QBATCH: Interactive Jobs
How to run an Interactive PBS job
Some ACC single MBd partitions have been reserved for Interactive PBS queues
that can be used for testing and debugging jobs.
To run an Interactive job the user does not need to copy any of the batch
startup scripts (like qbatch.pbs) required by Batch jobs.
It is up to the user to start the necessary qdaemon and qcsh processes
and issue the appropriate qcsh commands (like qinit,
qpartition_connect etc.). A detailed description of the steps that are
needed to run a QCDOC job can be found at the
User Guide .
Interactive queues have a one hour walltime limit.
To submit an Interactive PBS job you must specify the -I argument
in the qsub command and the ACCI (all capitals) queue:
qsub -I -q ACCI
After the job has started you should allocate the machine partition that has been assigned
to your job by running pallocate:
$> /usr/local/bin/pallocate
After the partition has been allocated, depending on your SHELL init scripts, you may have
to source the appropriate QOS setup script and (if needed) set the QMACHINE env. variable.
The latest QOS version is advertised in the motd file and is currently at:
/qcdoc/sfw/qos/v2.6.0/pro.
You can now run qsession:
$> qsession acc7/slot3
or start the qdaemon and the qcsh processes:
$> qdaemon -d -m acc7/slot3 &
$> qcsh
(starting the qdaemon and qcsh processes (or simply running qsession) can be done on a separate
shell window).
You should now have a qcsh prompt ready to accept commands.
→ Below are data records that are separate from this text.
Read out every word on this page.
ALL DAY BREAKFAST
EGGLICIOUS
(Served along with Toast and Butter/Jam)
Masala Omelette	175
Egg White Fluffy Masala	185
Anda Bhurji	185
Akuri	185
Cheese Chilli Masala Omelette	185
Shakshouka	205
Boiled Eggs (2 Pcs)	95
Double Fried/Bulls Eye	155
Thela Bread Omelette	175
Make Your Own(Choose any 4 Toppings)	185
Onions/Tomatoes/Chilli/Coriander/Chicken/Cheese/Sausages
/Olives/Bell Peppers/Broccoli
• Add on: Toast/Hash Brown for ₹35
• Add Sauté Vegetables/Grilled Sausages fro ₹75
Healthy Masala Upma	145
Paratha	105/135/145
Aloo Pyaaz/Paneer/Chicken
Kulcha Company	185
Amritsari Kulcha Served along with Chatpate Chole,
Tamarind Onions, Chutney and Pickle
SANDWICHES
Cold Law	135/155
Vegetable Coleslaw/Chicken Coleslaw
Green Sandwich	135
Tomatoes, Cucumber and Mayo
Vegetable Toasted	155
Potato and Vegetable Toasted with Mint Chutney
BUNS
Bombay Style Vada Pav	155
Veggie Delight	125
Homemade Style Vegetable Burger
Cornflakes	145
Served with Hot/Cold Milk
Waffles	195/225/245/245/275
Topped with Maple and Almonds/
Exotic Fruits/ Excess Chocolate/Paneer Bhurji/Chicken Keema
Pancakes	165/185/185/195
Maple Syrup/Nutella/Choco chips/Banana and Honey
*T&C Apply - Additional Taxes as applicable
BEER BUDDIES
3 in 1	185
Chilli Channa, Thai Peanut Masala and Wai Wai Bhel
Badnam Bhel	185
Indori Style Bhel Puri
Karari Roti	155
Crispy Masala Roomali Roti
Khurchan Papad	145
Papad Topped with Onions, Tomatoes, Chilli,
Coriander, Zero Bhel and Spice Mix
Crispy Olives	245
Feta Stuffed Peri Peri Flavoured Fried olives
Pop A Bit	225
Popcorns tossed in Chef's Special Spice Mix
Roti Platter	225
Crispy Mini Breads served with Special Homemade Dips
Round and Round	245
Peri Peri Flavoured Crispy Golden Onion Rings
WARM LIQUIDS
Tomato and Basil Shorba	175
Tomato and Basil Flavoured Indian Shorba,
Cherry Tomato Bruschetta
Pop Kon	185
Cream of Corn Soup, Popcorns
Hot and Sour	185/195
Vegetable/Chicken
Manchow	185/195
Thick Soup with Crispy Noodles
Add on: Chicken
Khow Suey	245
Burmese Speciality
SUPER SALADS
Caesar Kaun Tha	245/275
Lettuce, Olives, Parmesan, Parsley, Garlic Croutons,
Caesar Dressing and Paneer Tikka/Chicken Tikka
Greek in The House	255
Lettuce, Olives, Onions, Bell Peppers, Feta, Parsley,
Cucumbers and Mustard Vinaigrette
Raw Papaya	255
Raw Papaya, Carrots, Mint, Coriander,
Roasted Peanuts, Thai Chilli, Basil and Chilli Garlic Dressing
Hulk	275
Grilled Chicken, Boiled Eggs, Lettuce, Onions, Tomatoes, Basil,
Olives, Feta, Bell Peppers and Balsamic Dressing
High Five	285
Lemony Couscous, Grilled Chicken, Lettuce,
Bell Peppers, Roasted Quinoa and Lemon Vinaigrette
For a detailed
descriptions of the steps needed to startup a machine partitions see the
User Guide .
Example of running an Interactive job
-bash:stratos@qcdochostb:~> qsub -I -q ACCI
qsub: waiting for job 5523.qcdochostb.qcdoc.bnl.gov to start
qsub: job 5523.qcdochostb.qcdoc.bnl.gov ready
mom_close_poll entered
-bash:stratos@qcdochostb:~> source $CRE_HOME/bin/setup.sh
-bash:stratos@qcdochostb:~> /qcdoc/local/etc/pallocate
Machine Partition acc7/slot3 is now allocated.
You should now source the QOS setup script (if you haven't already done so)
and (if needed) set the QMACHINE env. variable to acc7/slot3.
You may then start the qdaemon process (in the background): qdaemon -d -m acc7/slot3 &
and the qcsh process: qcsh
OR simply run qsession: qsession acc7/slot3
(and you may even do all these on another shell)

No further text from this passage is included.